The trails and the weather were perfect this past holiday weekend, so I hope you got out to enjoy it. If you have an itch to go further afield than our local trails, consider the area’s NRD trails. One that’s been mostly closed since the floods of 2015 just finally re-opened in it’s entirety this spring.

Trail Link
The Steamboat Trace runs between the OPPD Arbor coal plant six miles south of Nebraska City to the Cooper Nuclear Power Plant a few miles south of Brownville. Parts have been rideable, but other segments had been badly eroded. The drama from a year ago when a farmer placed a fence across the trail was resolved, but the trail festival and bike ride that had taken place the last few years is no more.

Lewis and Clark passed nearby on their journey of exploration west. The Midland Pacific Railroad built the rail corridor the trail now occupies in the late 1800’s, later to be taken over by the Burlington Northern. Midway on the trail sits the town of Peru, home to Nebraska’s first four-year college. Peru has a trailhead with restrooms, which the power plant trailhead does not, and a supermarket. Peru nearly has it’s own water system back on line after the flood, but not quite, so the hydrant at the trail head is still capped. There is even a repair stand with tools and a pump, but if you have Presta valves and need to use it, you’d better have your converter because it’s only Schrader compatible. There is a restaurant, but check to see if it’s open if you’re planning to go.
What makes this trail different than other area NRD trails are the views of the river and the bluffs, and that much of it is shaded. Just south of Peru are rock carvings, while not ancient, are fun to see. It seemed to me that there are fewer now than before the flooding. The Peru flats, river valley crossed with levees, are north of Peru and if you’re riding on a hot day, I recommend riding that section earlier or later in the day as it has no shade. If you’d like to mix it up with some hills, the gravel roads in the area are great.
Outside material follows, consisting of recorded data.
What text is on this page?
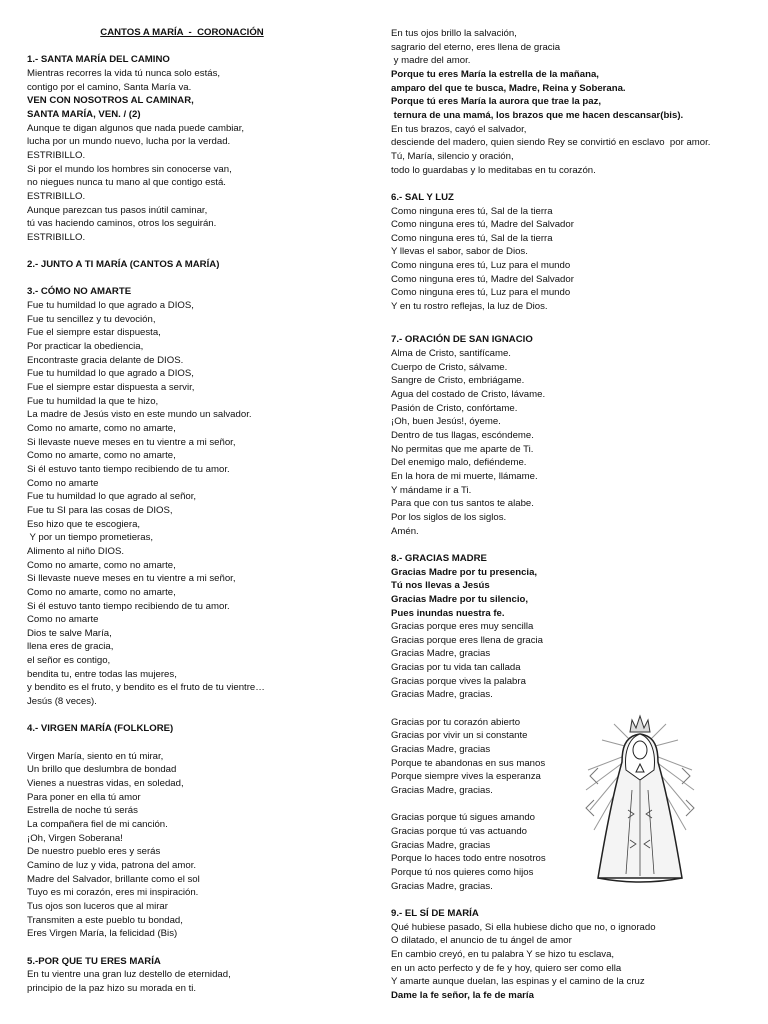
CANTOS A MARÍA  -  CORONACIÓN
1.- SANTA MARÍA DEL CAMINO
Mientras recorres la vida tú nunca solo estás,
contigo por el camino, Santa María va.
VEN CON NOSOTROS AL CAMINAR,
SANTA MARÍA, VEN. / (2)
Aunque te digan algunos que nada puede cambiar,
lucha por un mundo nuevo, lucha por la verdad.
ESTRIBILLO.
Si por el mundo los hombres sin conocerse van,
no niegues nunca tu mano al que contigo está.
ESTRIBILLO.
Aunque parezcan tus pasos inútil caminar,
tú vas haciendo caminos, otros los seguirán.
ESTRIBILLO.
2.- JUNTO A TI MARÍA (CANTOS A MARÍA)
3.- CÓMO NO AMARTE
Fue tu humildad lo que agrado a DIOS,
Fue tu sencillez y tu devoción,
Fue el siempre estar dispuesta,
Por practicar la obediencia,
Encontraste gracia delante de DIOS.
Fue tu humildad lo que agrado a DIOS,
Fue el siempre estar dispuesta a servir,
Fue tu humildad la que te hizo,
La madre de Jesús visto en este mundo un salvador.
Como no amarte, como no amarte,
Si llevaste nueve meses en tu vientre a mi señor,
Como no amarte, como no amarte,
Si él estuvo tanto tiempo recibiendo de tu amor.
Como no amarte
Fue tu humildad lo que agrado al señor,
Fue tu SI para las cosas de DIOS,
Eso hizo que te escogiera,
Y por un tiempo prometieras,
Alimento al niño DIOS.
Como no amarte, como no amarte,
Si llevaste nueve meses en tu vientre a mi señor,
Como no amarte, como no amarte,
Si él estuvo tanto tiempo recibiendo de tu amor.
Como no amarte
Dios te salve María,
llena eres de gracia,
el señor es contigo,
bendita tu, entre todas las mujeres,
y bendito es el fruto, y bendito es el fruto de tu vientre…
Jesús (8 veces).
4.- VIRGEN MARÍA (FOLKLORE)
Virgen María, siento en tú mirar,
Un brillo que deslumbra de bondad
Vienes a nuestras vidas, en soledad,
Para poner en ella tú amor
Estrella de noche tú serás
La compañera fiel de mi canción.
¡Oh, Virgen Soberana!
De nuestro pueblo eres y serás
Camino de luz y vida, patrona del amor.
Madre del Salvador, brillante como el sol
Tuyo es mi corazón, eres mi inspiración.
Tus ojos son luceros que al mirar
Transmiten a este pueblo tu bondad,
Eres Virgen María, la felicidad (Bis)
5.-POR QUE TU ERES MARÍA
En tu vientre una gran luz destello de eternidad,
principio de la paz hizo su morada en ti.
En tus ojos brillo la salvación,
sagrario del eterno, eres llena de gracia
y madre del amor.
Porque tu eres María la estrella de la mañana,
amparo del que te busca, Madre, Reina y Soberana.
Porque tú eres María la aurora que trae la paz,
ternura de una mamá, los brazos que me hacen descansar(bis).
En tus brazos, cayó el salvador,
desciende del madero, quien siendo Rey se convirtió en esclavo  por amor.
Tú, María, silencio y oración,
todo lo guardabas y lo meditabas en tu corazón.
6.- SAL Y LUZ
Como ninguna eres tú, Sal de la tierra
Como ninguna eres tú, Madre del Salvador
Como ninguna eres tú, Sal de la tierra
Y llevas el sabor, sabor de Dios.
Como ninguna eres tú, Luz para el mundo
Como ninguna eres tú, Madre del Salvador
Como ninguna eres tú, Luz para el mundo
Y en tu rostro reflejas, la luz de Dios.
7.- ORACIÓN DE SAN IGNACIO
Alma de Cristo, santifícame.
Cuerpo de Cristo, sálvame.
Sangre de Cristo, embriágame.
Agua del costado de Cristo, lávame.
Pasión de Cristo, confórtame.
¡Oh, buen Jesús!, óyeme.
Dentro de tus llagas, escóndeme.
No permitas que me aparte de Ti.
Del enemigo malo, defiéndeme.
En la hora de mi muerte, llámame.
Y mándame ir a Ti.
Para que con tus santos te alabe.
Por los siglos de los siglos.
Amén.
8.- GRACIAS MADRE
Gracias Madre por tu presencia,
Tú nos llevas a Jesús
Gracias Madre por tu silencio,
Pues inundas nuestra fe.
Gracias porque eres muy sencilla
Gracias porque eres llena de gracia
Gracias Madre, gracias
Gracias por tu vida tan callada
Gracias porque vives la palabra
Gracias Madre, gracias.
Gracias por tu corazón abierto
Gracias por vivir un si constante
Gracias Madre, gracias
Porque te abandonas en sus manos
Porque siempre vives la esperanza
Gracias Madre, gracias.
Gracias porque tú sigues amando
Gracias porque tú vas actuando
Gracias Madre, gracias
Porque lo haces todo entre nosotros
Porque tú nos quieres como hijos
Gracias Madre, gracias.
9.- EL SÍ DE MARÍA
Qué hubiese pasado, Si ella hubiese dicho que no, o ignorado
O dilatado, el anuncio de tu ángel de amor
En cambio creyó, en tu palabra Y se hizo tu esclava,
en un acto perfecto y de fe y hoy, quiero ser como ella
Y amarte aunque duelan, las espinas y el camino de la cruz
Dame la fe señor, la fe de maría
We decided to bike pack to Brownville this time and spend the night, though other times we’ve ridden out-and-back. If you do this be aware that the campground along the river currently has no services, as they also got washed out in the flooding. There are also Air bnb’s. It was worth camping for the birdsong, though. I recorded 19 different birds in 5 minutes from our tent.
Brownville is a state-certified creative district, so there is always something to see and do if you look for it, which is amazing considering how small the town is (pop.142).